Little did I know that fifty years later, one of my friends would be touring the world, singing with that same Engelbert Humperdinck.
On July 24 we paid a visit to Sandringham Palace, the Queen's private residence. Alas, not to see the queen; the building wasn't even open. We enjoyed her gardens, however, and had a picnic. We arrived back at camp in time to watch the astronauts return to earth.
Watched astronauts come on board ship. Laurie and I threw an Apollo victory party just after a TV review of all Apollo. Mrs. B. provided drinks (7-Up and Coke); Laurie, Kathy M., and I bought goodies, and nearly everyone who came brought something. We ate and sang and took pictures.
Even though I didn't experience as much of the historic moon landing coverage as I would have liked, the timing could not have been better for where we were in our trip. We missed very few of the major events, and it was a great week to be an American in Europe.
"Ate and sang and took pictures"—I guess that's been my favorite way to celebrate for at least half a century.

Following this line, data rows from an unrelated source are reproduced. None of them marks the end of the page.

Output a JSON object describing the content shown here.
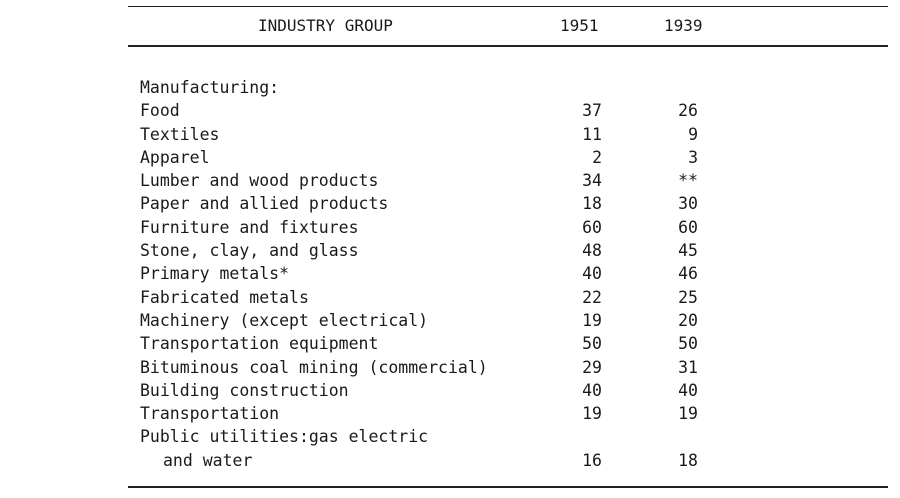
{
  "header": {
    "group_label": "INDUSTRY GROUP",
    "year_1": "1951",
    "year_2": "1939"
  },
  "section_label": "Manufacturing:",
  "rows": [
    {
      "label": "Food",
      "v1951": "37",
      "v1939": "26"
    },
    {
      "label": "Textiles",
      "v1951": "11",
      "v1939": "9"
    },
    {
      "label": "Apparel",
      "v1951": "2",
      "v1939": "3"
    },
    {
      "label": "Lumber and wood products",
      "v1951": "34",
      "v1939": "**"
    },
    {
      "label": "Paper and allied products",
      "v1951": "18",
      "v1939": "30"
    },
    {
      "label": "Furniture and fixtures",
      "v1951": "60",
      "v1939": "60"
    },
    {
      "label": "Stone, clay, and glass",
      "v1951": "48",
      "v1939": "45"
    },
    {
      "label": "Primary metals*",
      "v1951": "40",
      "v1939": "46"
    },
    {
      "label": "Fabricated metals",
      "v1951": "22",
      "v1939": "25"
    },
    {
      "label": "Machinery (except electrical)",
      "v1951": "19",
      "v1939": "20"
    },
    {
      "label": "Transportation equipment",
      "v1951": "50",
      "v1939": "50"
    },
    {
      "label": "Bituminous coal mining (commercial)",
      "v1951": "29",
      "v1939": "31"
    },
    {
      "label": "Building construction",
      "v1951": "40",
      "v1939": "40"
    },
    {
      "label": "Transportation",
      "v1951": "19",
      "v1939": "19"
    }
  ],
  "last_row": {
    "label_line1": "Public utilities:gas electric",
    "label_line2": "and water",
    "v1951": "16",
    "v1939": "18"
  }
}
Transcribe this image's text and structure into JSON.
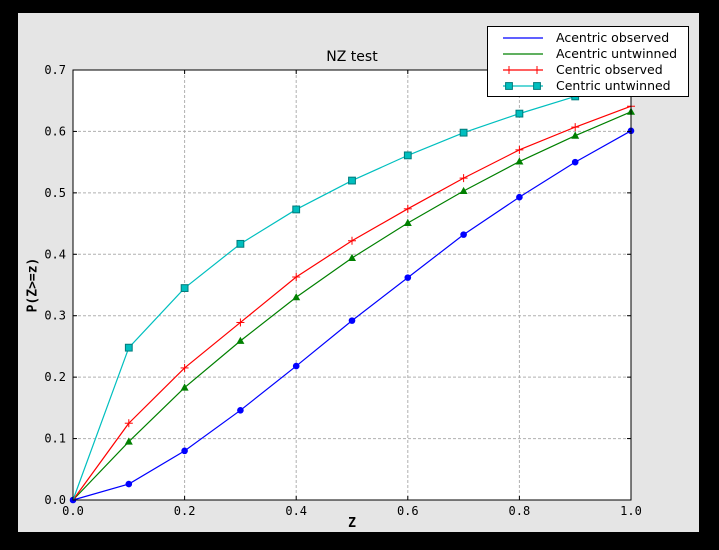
{
  "window": {
    "background": "#000000",
    "figure_background": "#e5e5e5"
  },
  "chart_data": {
    "type": "line",
    "title": "NZ test",
    "xlabel": "Z",
    "ylabel": "P(Z>=z)",
    "xlim": [
      0.0,
      1.0
    ],
    "ylim": [
      0.0,
      0.7
    ],
    "x_ticks": [
      "0.0",
      "0.2",
      "0.4",
      "0.6",
      "0.8",
      "1.0"
    ],
    "y_ticks": [
      "0.0",
      "0.1",
      "0.2",
      "0.3",
      "0.4",
      "0.5",
      "0.6",
      "0.7"
    ],
    "grid": "dashed",
    "legend_position": "upper right",
    "x": [
      0.0,
      0.1,
      0.2,
      0.3,
      0.4,
      0.5,
      0.6,
      0.7,
      0.8,
      0.9,
      1.0
    ],
    "series": [
      {
        "name": "Acentric observed",
        "color": "#0000ff",
        "marker": "circle",
        "legend_markers": false,
        "marker_at_origin": true,
        "values": [
          0.0,
          0.026,
          0.08,
          0.146,
          0.218,
          0.292,
          0.362,
          0.432,
          0.493,
          0.55,
          0.601
        ]
      },
      {
        "name": "Acentric untwinned",
        "color": "#008000",
        "marker": "triangle",
        "legend_markers": false,
        "marker_at_origin": false,
        "values": [
          0.0,
          0.095,
          0.183,
          0.259,
          0.33,
          0.394,
          0.451,
          0.503,
          0.551,
          0.593,
          0.632
        ]
      },
      {
        "name": "Centric observed",
        "color": "#ff0000",
        "marker": "plus",
        "legend_markers": true,
        "marker_at_origin": false,
        "values": [
          0.0,
          0.125,
          0.215,
          0.289,
          0.363,
          0.422,
          0.474,
          0.524,
          0.57,
          0.607,
          0.641
        ]
      },
      {
        "name": "Centric untwinned",
        "color": "#00bfbf",
        "marker": "square",
        "legend_markers": true,
        "marker_at_origin": false,
        "values": [
          0.0,
          0.248,
          0.345,
          0.417,
          0.473,
          0.52,
          0.561,
          0.598,
          0.629,
          0.657,
          0.683
        ]
      }
    ],
    "colors": {
      "plot_bg": "#ffffff",
      "grid": "#b0b0b0",
      "frame": "#000000",
      "square_edge": "#007a7a"
    }
  }
}
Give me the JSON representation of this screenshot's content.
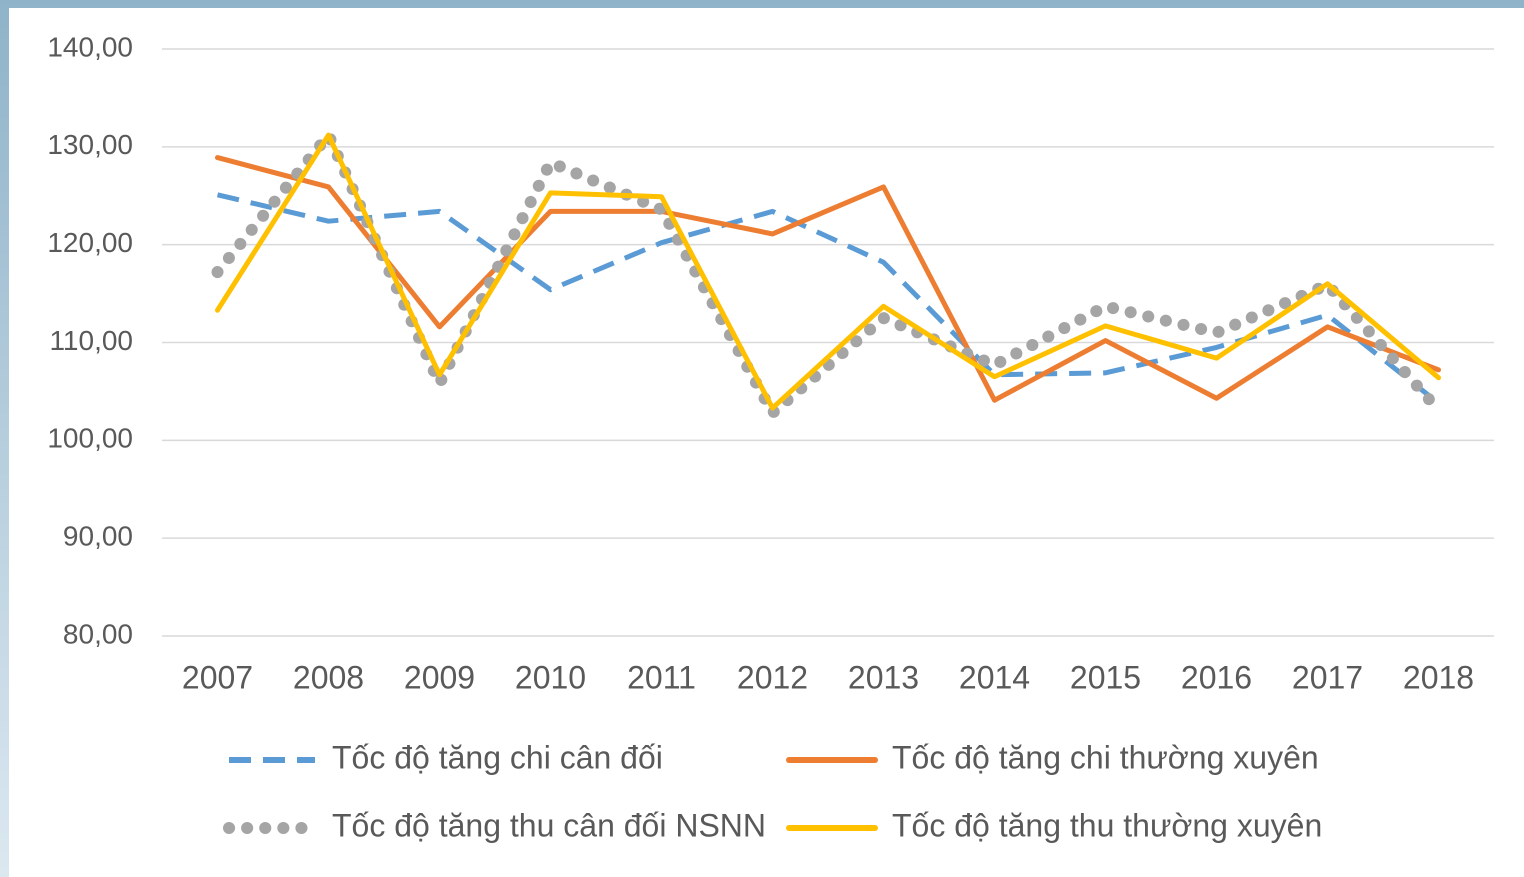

On July 19 our touring Girl Scout group had left London and a madcap sightseeing itinerary behind and settled into a hostel of sorts at Hemsby Beach in Yarmouth, England. July 20 was a day of rest and recreation for us, for which I was grateful, as there was a television set in the camp on which we were able to watch the Apollo 11 moon landing. Not well, because it was a small TV, almost certainly black and white, and the room was packed—but we saw it.
My journal tells me just those bare facts, because I poured my stream-of-consciousness "live" reactions into a letter that I sent to my family. It's possible I have that letter somewhere, and if so I hope to unearth it in my lifetime. But sadly, that time is not now. As a long-time science student and science fiction fan, with grandparents who lived in Daytona Beach and an uncle who worked as part of the space program, this was a big moment for me. I'm glad my once-in-a-lifetime (or so I thought) trip to Europe didn't cut me off completely from the joys and triumphs of the moon landing.
Mrs. B. made us all go back to our rooms at midnight, so I was once again grateful to have my contraband radio. Several of us huddled together in the tiny, one-room "chalet" I shared with my friend Laurie, and stayed up all night following the coverage so as not to miss Neil Armstrong's first step onto the moon.